A group of drunks standing nearby laugh and I chuckle with them at how long it takes the stupid, malignant parasite of a boy to remove himself from the icy water. As warm as this fall nightis, he still cannot afford to be outside more than moments. For that reason only, I imagine, he spews a few more foul curses in my direction — leveling another curse at the thrall, too — before staggering off down a street to the left, taking him away from here. Away from her.

“He will be back,” I tell the girl, turning to face her while making sure to give her space.

She is looking after the boy, tracking the alley he disappeared behind and keeping her back to me as she does so. And when he’s finally gone, only then does she let her shoulders droop. “I know. Thank you, sir, for intervening. He has grown more bold with the games so close.”

She turns around and tilts her face up to look at me. I know she cannot see me beneath my hood, against the light of the bright white moon. It is full tonight.

But I can see her.

Beneath the shimmering, supernatural light of the gods — gods who already took their sacrifice from my men and women on this night — I see her face in full clarity and everything, simply everything in the gods’ expansive earth, comes together.

Time unwinds like a spool of thread. My body grows hot beneath my armor and I know that I will have many more gods to thank for this before the night is through. Raya, goddess of small creatures, for sending me the raven from the east — the first sign I received to come to this small village when I could have used a much larger, more important town to host these games. Aquenius, god of water, for laying the watermark on the map. Resenia, moon goddess, for showing us her most precious gift in all its fullness here in this square right now so that I might see this female before me in the light and marvel. To Ghabari for what will come next.

I swallow and choke, surprised by the sudden way my throat works.
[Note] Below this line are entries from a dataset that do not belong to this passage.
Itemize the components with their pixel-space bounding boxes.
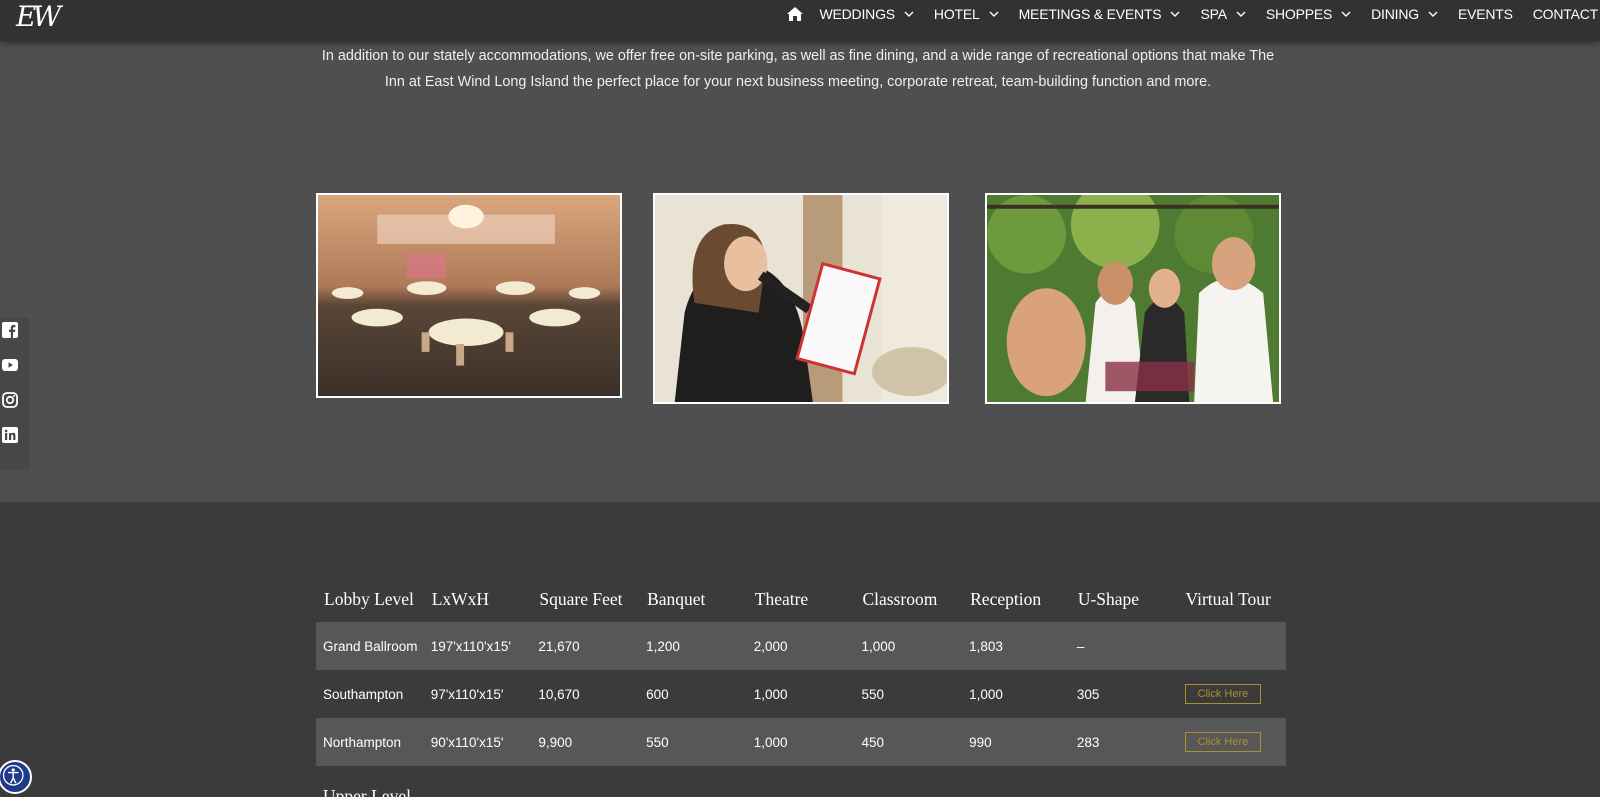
nav-item-label: HOTEL [933,6,980,22]
nav-item-spa[interactable]: SPA [1200,6,1246,22]
table-cell: 90'x110'x15' [430,734,504,750]
nav-item-label: EVENTS [1457,6,1513,22]
table-cell: 990 [969,734,992,750]
nav-item-hotel[interactable]: HOTEL [934,6,999,22]
speaker-photo [653,193,949,404]
social-links [0,318,30,470]
nav-item-events[interactable]: EVENTS [1458,6,1513,22]
table-cell: 1,000 [753,686,788,702]
youtube-icon[interactable] [2,357,18,373]
accessibility-button[interactable] [0,760,32,794]
table-row: Northampton 90'x110'x15' 9,900 550 1,000 450 9… [316,718,1286,766]
table-cell: 197'x110'x15' [430,638,511,654]
home-icon[interactable] [786,6,804,22]
table-cell: 1,200 [646,638,680,654]
virtual-tour-cell: Click Here [1178,684,1286,704]
column-header: U-Shape [1077,588,1140,609]
table-header: Lobby Level LxWxH Square Feet Banquet Theatr… [316,576,1286,622]
virtual-tour-button[interactable]: Click Here [1184,732,1262,752]
column-header: Banquet [647,588,706,609]
column-header: Classroom [862,588,938,609]
column-header: Theatre [754,588,809,609]
ballroom-photo [316,193,622,398]
chevron-down-icon [1341,11,1351,17]
table-cell: 600 [646,686,669,702]
nav-item-contact[interactable]: CONTACT [1533,6,1598,22]
table-cell: 550 [646,734,669,750]
table-cell: – [1076,638,1085,654]
table-cell: 21,670 [538,638,580,654]
table-cell: 283 [1076,734,1100,750]
column-header: LxWxH [431,588,490,609]
table-cell: 450 [861,734,884,750]
table-cell: 305 [1076,686,1100,702]
chevron-down-icon [1428,11,1438,17]
table-cell: 97'x110'x15' [430,686,504,702]
table-cell: 1,000 [861,638,896,654]
virtual-tour-cell: Click Here [1178,732,1286,752]
column-header: Lobby Level [324,588,414,609]
site-logo[interactable]: EW [16,0,61,34]
table-cell: 1,000 [753,734,788,750]
table-cell: 550 [861,686,884,702]
room-name-cell: Northampton [323,734,402,750]
nav-item-label: CONTACT [1532,6,1598,22]
chevron-down-icon [1170,11,1180,17]
table-row: Southampton 97'x110'x15' 10,670 600 1,000 550… [316,670,1286,718]
linkedin-icon[interactable] [2,427,18,443]
room-name-cell: Grand Ballroom [323,638,418,654]
table-cell: 2,000 [753,638,788,654]
intro-paragraph: In addition to our stately accommodation… [321,48,1275,90]
nav-item-label: MEETINGS & EVENTS [1018,6,1162,22]
table-cell: 1,000 [969,686,1003,702]
room-capacity-table: Lobby Level LxWxH Square Feet Banquet Theatr… [316,576,1286,766]
chevron-down-icon [989,11,999,17]
accessibility-icon [2,764,24,786]
table-row: Grand Ballroom 197'x110'x15' 21,670 1,200 2,… [316,622,1286,670]
nav-item-label: SPA [1200,6,1227,22]
table-cell: 1,803 [969,638,1003,654]
nav-item-label: WEDDINGS [819,6,896,22]
nav-item-dining[interactable]: DINING [1371,6,1438,22]
virtual-tour-button[interactable]: Click Here [1184,684,1262,704]
main-menu: WEDDINGS HOTEL MEETINGS & EVENTS SPA SHOPPES… [786,0,1598,28]
table-cell: 10,670 [538,686,580,702]
column-header: Square Feet [539,588,623,609]
nav-item-meetings-events[interactable]: MEETINGS & EVENTS [1019,6,1181,22]
table-cell: 9,900 [538,734,573,750]
top-navigation: EW WEDDINGS HOTEL MEETINGS & EVENTS SPA SHOP… [0,0,1600,41]
wine-tasting-photo [985,193,1281,404]
instagram-icon[interactable] [2,392,18,408]
chevron-down-icon [904,11,914,17]
room-name-cell: Southampton [323,686,404,702]
facebook-icon[interactable] [2,322,18,338]
column-header: Reception [970,588,1042,609]
upper-level-heading: Upper Level [323,786,411,797]
chevron-down-icon [1236,11,1246,17]
column-header: Virtual Tour [1185,588,1271,609]
nav-item-weddings[interactable]: WEDDINGS [820,6,914,22]
nav-item-shoppes[interactable]: SHOPPES [1266,6,1351,22]
nav-item-label: SHOPPES [1265,6,1333,22]
nav-item-label: DINING [1371,6,1419,22]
The female tilts her head and squints. “You are not from Winterbren, sir.” Her voice is pitched as a question, so delicate and strong in equal parts. Her hands fiddle nervously in her apron-covered skirts. The brown of her skin appears silver in this light.

She is simply beautiful.

Though to be sure, there is nothing simple about her beauty. The way she has been put together is unlike anything I have seen, and in the capital Ithanuir, I see all kinds, all shapes, all colors. She has brown skin, though it’s difficult to assess the exact shade. Her hair is dark curls that cling to the beauty of her face. A few loose braids hold the mass back so that I can see her clearly. Ragged though they may be, I’m grateful for them now.

She has high cheeks and eyes that tilt up towards her hairline. Her brow is soft, as is the slope of her nose, which is perfectly proportioned and round. Her mouth is full. So full. Her upper lip is tiny compared to the bottom. My hand twitches in my cloak. My thumb aches to drag across her mouth, to test that softness with my own rough skin. To feel it crumble beneath me like an army beneath my axe. I want to conquer her.

The thought is as harsh as it as consuming. I want to conquer her. But it is true. I have never wanted anything more.